Depuis hier soir, deux arboristes-élagueurs, Jérôme Rivière et Patrick Marbois, occupent le dernier arbre encore debout sur le chantier du pont de Trois-Ravines, à Saint-Louis. Un acte de dernier recours, disent-ils, quand le dialogue et les alertes n'ont pas suffi. Six personnes sont désormais mobilisées au sein du collectif "Sauvons le dernier Albizia saman, l'arbre des pluies" (Photo D.R.)
Face à cette mobilisation, la municipalité a répondu avec des chiffres soigneusement mis en avant : vingt arbres coupés, près de 2 000 végétaux replantés, et le seul manguier centenaire recensé, préservé par arrêté préfectoral. Une communication maîtrisée, qui invoque au passage la sécurité des habitants et le drame de 2024 pour couper court à toute contestation.
Que ce chantier réponde à un vrai besoin, personne ne le nie, pas plus les arboristes mobilisés que moi. Mais convoquer la sécurité et un drame passé pour se dispenser de répondre sur le fond, ce n'est pas de la transparence, c'est une stratégie de communication.
Car la vraie question posée par les professionnels reste, à ce jour, sans réponse.
Les arboristes ne parlent pas seulement du manguier, déjà protégé.

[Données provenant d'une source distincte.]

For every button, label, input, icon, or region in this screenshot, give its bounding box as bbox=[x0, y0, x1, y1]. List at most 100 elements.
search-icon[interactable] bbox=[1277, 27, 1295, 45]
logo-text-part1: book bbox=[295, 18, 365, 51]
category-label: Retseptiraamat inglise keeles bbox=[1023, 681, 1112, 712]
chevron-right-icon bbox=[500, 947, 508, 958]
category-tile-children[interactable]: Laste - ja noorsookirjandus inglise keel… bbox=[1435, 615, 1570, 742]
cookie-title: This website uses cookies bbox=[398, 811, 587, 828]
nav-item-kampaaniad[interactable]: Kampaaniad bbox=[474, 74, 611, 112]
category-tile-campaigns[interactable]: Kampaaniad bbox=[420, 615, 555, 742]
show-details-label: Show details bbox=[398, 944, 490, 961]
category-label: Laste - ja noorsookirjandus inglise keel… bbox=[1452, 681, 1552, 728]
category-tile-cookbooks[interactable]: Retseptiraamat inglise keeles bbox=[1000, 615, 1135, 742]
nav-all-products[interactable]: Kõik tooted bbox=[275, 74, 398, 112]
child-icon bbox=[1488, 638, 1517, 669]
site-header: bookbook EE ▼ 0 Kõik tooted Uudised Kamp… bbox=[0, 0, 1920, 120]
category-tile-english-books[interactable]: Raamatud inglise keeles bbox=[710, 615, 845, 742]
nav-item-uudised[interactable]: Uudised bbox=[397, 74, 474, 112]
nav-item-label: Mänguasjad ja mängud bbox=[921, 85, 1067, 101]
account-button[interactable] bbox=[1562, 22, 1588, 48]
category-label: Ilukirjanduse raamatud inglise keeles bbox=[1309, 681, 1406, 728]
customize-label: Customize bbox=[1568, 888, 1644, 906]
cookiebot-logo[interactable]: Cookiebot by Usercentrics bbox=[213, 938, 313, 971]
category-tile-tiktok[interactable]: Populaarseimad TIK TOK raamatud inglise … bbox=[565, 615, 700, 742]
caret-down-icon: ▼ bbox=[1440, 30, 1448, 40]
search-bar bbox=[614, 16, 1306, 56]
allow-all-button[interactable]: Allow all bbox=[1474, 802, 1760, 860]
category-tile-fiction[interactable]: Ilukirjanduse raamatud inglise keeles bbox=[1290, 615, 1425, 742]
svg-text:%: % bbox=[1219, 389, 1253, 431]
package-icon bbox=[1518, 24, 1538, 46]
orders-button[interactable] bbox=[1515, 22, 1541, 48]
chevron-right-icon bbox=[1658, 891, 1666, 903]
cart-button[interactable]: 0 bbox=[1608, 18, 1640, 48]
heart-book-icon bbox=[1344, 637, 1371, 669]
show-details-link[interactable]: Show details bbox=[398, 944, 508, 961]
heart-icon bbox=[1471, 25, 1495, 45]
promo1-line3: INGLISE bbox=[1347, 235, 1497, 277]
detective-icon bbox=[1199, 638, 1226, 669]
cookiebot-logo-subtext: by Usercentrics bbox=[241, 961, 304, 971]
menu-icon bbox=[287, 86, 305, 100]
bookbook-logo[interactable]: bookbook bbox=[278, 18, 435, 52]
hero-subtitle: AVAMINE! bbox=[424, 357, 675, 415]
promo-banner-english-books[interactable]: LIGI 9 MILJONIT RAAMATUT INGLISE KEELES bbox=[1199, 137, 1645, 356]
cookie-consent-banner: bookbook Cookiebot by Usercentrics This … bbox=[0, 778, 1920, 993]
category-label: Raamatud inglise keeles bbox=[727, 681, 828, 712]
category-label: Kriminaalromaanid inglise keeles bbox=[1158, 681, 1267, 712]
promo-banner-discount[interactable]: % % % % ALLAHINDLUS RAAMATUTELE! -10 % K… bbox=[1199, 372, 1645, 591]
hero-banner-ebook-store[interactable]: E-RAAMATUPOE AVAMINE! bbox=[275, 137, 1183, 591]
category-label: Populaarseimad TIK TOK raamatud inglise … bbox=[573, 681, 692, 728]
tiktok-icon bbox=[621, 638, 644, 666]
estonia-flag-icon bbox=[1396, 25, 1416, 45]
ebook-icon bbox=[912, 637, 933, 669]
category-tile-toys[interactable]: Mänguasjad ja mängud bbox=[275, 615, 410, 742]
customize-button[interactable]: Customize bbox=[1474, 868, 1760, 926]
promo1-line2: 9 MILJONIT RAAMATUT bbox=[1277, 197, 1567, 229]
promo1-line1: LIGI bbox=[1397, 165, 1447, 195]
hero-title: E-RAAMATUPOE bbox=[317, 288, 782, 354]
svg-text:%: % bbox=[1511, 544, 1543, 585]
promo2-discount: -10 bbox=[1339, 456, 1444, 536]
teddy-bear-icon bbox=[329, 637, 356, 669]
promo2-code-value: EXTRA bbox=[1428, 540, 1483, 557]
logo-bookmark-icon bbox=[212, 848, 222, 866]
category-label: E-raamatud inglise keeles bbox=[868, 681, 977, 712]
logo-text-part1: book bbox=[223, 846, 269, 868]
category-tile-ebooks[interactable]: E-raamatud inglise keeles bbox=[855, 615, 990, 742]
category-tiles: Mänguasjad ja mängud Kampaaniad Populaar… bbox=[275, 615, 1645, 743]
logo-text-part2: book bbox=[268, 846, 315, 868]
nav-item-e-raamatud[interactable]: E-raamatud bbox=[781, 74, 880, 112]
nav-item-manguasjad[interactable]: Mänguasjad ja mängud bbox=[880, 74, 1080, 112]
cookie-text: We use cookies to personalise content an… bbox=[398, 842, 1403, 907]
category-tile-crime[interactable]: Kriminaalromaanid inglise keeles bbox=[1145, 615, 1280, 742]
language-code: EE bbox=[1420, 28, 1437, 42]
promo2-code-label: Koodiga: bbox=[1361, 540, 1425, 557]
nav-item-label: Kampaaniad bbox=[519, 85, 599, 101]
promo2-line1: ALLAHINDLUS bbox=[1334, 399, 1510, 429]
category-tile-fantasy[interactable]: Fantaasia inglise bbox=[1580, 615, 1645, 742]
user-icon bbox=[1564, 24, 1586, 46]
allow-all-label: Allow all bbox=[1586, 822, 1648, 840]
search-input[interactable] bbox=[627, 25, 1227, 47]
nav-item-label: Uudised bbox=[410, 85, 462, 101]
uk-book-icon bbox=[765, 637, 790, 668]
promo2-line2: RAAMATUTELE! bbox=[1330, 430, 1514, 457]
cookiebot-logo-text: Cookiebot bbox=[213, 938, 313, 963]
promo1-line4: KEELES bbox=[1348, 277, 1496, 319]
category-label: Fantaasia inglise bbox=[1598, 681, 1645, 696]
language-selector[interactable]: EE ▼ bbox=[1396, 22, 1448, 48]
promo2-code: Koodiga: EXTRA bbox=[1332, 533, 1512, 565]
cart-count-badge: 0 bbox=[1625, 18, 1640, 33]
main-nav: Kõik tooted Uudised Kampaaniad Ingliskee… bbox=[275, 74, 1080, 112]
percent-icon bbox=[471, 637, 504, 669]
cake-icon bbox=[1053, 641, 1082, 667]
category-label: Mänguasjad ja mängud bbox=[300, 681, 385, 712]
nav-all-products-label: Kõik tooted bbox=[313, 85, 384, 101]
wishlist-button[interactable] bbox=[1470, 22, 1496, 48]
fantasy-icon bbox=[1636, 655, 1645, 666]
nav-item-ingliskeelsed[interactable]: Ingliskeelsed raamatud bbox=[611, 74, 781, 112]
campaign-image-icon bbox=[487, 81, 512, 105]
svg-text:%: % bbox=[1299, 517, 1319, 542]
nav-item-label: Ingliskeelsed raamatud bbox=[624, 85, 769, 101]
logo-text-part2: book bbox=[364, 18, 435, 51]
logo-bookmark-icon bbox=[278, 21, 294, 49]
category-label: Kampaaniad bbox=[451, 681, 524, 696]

Ils alertent sur des Albizia saman, « l'arbre des pluies », et des tamariniers (Tamarindus indica), qu'ils estiment âgés de 100 à 200 ans, et dont il ne resterait plus que deux exemplaires sur le site. Sur ces essences précises, la communication municipale reste muette.
À La Réunion, l'arbre n'est pas un simple objet décoratif. Dans notre tradition orale, le tamarinier, l'Albizia ou le manguier sont des repères mémoriels majeurs : témoins silencieux de notre histoire collective, abris sous lesquels s'est transmise la parole, gardiens de nos ravines. Un arbre de deux siècles porte une mémoire que 2 000 jeunes plants, aussi bienvenus soient-ils, ne remplaceront pas avant plusieurs générations.

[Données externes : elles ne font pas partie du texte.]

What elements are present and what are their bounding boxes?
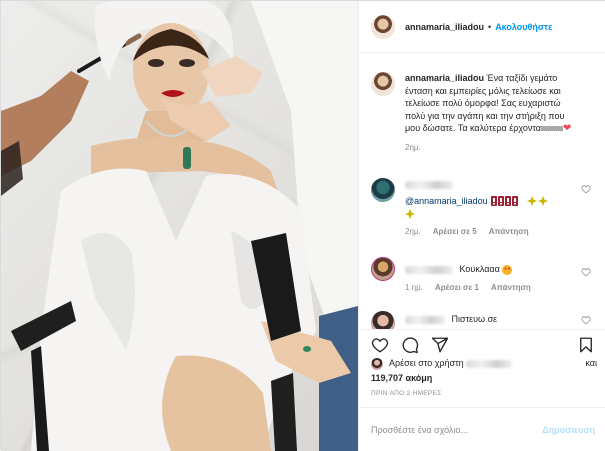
comment-icon[interactable]: [401, 336, 419, 354]
comment-message: Πιστευω σε: [451, 314, 498, 324]
follow-button[interactable]: Ακολουθήστε: [495, 22, 552, 32]
sparkle-emoji-icon: [405, 208, 415, 219]
caption-meta: 2ημ.: [405, 143, 581, 152]
comment-time[interactable]: 2ημ.: [405, 227, 421, 236]
comment-row: Πιστευω σε: [371, 311, 597, 329]
comment-text: Κουκλααα ♥ ♥: [405, 263, 581, 276]
avatar[interactable]: [371, 14, 395, 39]
reply-button[interactable]: Απάντηση: [489, 227, 529, 236]
comment-like-heart-icon[interactable]: [581, 315, 591, 325]
red-heart-emoji-icon: ❤: [562, 123, 572, 134]
comment-row: Κουκλααα ♥ ♥ 1 ημ. Αρέσει σε 1 Απάντηση: [371, 257, 597, 292]
comment-meta: 1 ημ. Αρέσει σε 1 Απάντηση: [405, 283, 581, 292]
likes-prefix: Αρέσει στο χρήστη: [389, 358, 464, 368]
comment-mention[interactable]: @annamaria_iliadou: [405, 196, 488, 206]
reply-button[interactable]: Απάντηση: [491, 283, 531, 292]
likes-line: Αρέσει στο χρήστη και: [371, 357, 597, 370]
comment-input[interactable]: Προσθέστε ένα σχόλιο...: [371, 425, 542, 435]
blurred-username[interactable]: [405, 180, 453, 189]
header-separator: •: [488, 21, 492, 32]
caption-text: annamaria_iliadou Ένα ταξίδι γεμάτο έντα…: [405, 72, 581, 136]
comment-like-heart-icon[interactable]: [581, 184, 591, 194]
blurred-liker-name[interactable]: [466, 359, 513, 368]
comment-text: Πιστευω σε: [405, 313, 581, 326]
comments-list[interactable]: annamaria_iliadou Ένα ταξίδι γεμάτο έντα…: [359, 54, 605, 329]
liker-avatar[interactable]: [371, 357, 383, 370]
comment-meta: 2ημ. Αρέσει σε 5 Απάντηση: [405, 227, 581, 236]
bookmark-icon[interactable]: [577, 336, 595, 354]
exclamation-emoji-icon: [491, 196, 519, 207]
comment-message: @annamaria_iliadou: [405, 195, 581, 220]
caption-username[interactable]: annamaria_iliadou: [405, 73, 484, 83]
comment-body: Κουκλααα ♥ ♥ 1 ημ. Αρέσει σε 1 Απάντηση: [405, 257, 581, 292]
instagram-post: annamaria_iliadou • Ακολουθήστε annamari…: [0, 0, 605, 451]
blurred-username[interactable]: [405, 315, 445, 324]
caption-time[interactable]: 2ημ.: [405, 143, 421, 152]
caption-body: annamaria_iliadou Ένα ταξίδι γεμάτο έντα…: [405, 72, 581, 152]
post-photo[interactable]: [1, 1, 358, 451]
heart-icon[interactable]: [371, 336, 389, 354]
add-comment-bar: Προσθέστε ένα σχόλιο... Δημοσίευση: [359, 407, 605, 451]
caption-row: annamaria_iliadou Ένα ταξίδι γεμάτο έντα…: [371, 72, 597, 152]
comment-row: @annamaria_iliadou 2ημ. Αρέσει σε 5 Απάν…: [371, 178, 597, 236]
post-date[interactable]: ΠΡΙΝ ΑΠΟ 2 ΗΜΕΡΕΣ: [371, 390, 442, 397]
comment-likes-count[interactable]: Αρέσει σε 5: [433, 227, 477, 236]
post-actions: [359, 329, 605, 359]
comment-avatar[interactable]: [371, 257, 395, 281]
comment-avatar[interactable]: [371, 178, 395, 202]
comment-time[interactable]: 1 ημ.: [405, 283, 423, 292]
comment-body: @annamaria_iliadou 2ημ. Αρέσει σε 5 Απάν…: [405, 178, 581, 236]
heart-eyes-emoji-icon: ♥ ♥: [502, 264, 513, 275]
header-username[interactable]: annamaria_iliadou: [405, 22, 484, 32]
caption-avatar[interactable]: [371, 72, 395, 96]
post-comment-button[interactable]: Δημοσίευση: [542, 425, 595, 435]
comment-like-heart-icon[interactable]: [581, 267, 591, 277]
post-side-panel: annamaria_iliadou • Ακολουθήστε annamari…: [358, 1, 605, 451]
likes-and: και: [585, 358, 597, 368]
comment-likes-count[interactable]: Αρέσει σε 1: [435, 283, 479, 292]
sparkle-emoji-icon: [526, 196, 548, 207]
comment-body: Πιστευω σε: [405, 311, 581, 329]
post-header: annamaria_iliadou • Ακολουθήστε: [359, 1, 605, 53]
comment-message: Κουκλααα: [459, 264, 500, 274]
comment-avatar[interactable]: [371, 311, 395, 329]
share-icon[interactable]: [431, 336, 449, 354]
blurred-username[interactable]: [405, 265, 453, 274]
likes-summary: Αρέσει στο χρήστη και 119,707 ακόμη: [371, 357, 597, 384]
likes-count[interactable]: 119,707 ακόμη: [371, 373, 432, 383]
photo-illustration: [1, 1, 358, 451]
likes-count-line: 119,707 ακόμη: [371, 372, 597, 384]
comment-text: [405, 178, 581, 191]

Les questions qui restent légitimement posées
Sans prétendre à l'expertise des professionnels mobilisés sur ce dossier, je me fais le relais de leurs interrogations, qui me semblent d'intérêt public :
- Une expertise dendrologique indépendante a-t-elle daté précisément les Albizia saman et les tamariniers concernés par les abattages, au-delà du seul manguier déjà recensé ?
- Le chiffre de vingt arbres coupés inclut-il ces spécimens centenaires signalés par les arboristes, et si oui, combien ?
- Le paillage annoncé pour le bois coupé sera-t-il aussi issu de ces arbres remarquables, ou uniquement des sujets plus jeunes ?
Ce que je demande
La publication immédiate d'une expertise dendrologique complète sur l'ensemble des essences du site, pas seulement sur celle que la mairie a déjà choisi de mettre en avant. Une enquête publique menée en 2024 ne dispense pas d'une transparence renouvelée face à une mobilisation citoyenne qui pose aujourd'hui des questions précises et documentées, auxquelles la communication municipale n'a apporté aucune réponse.
On ne construit pas la confiance des Saint-Louisiens en opposant leur sécurité au patrimoine vivant de leur ville, ni en répondant à des questions précises par des éléments de langage. Les habitants méritent mieux qu'une communication à sens unique : ils méritent des réponses.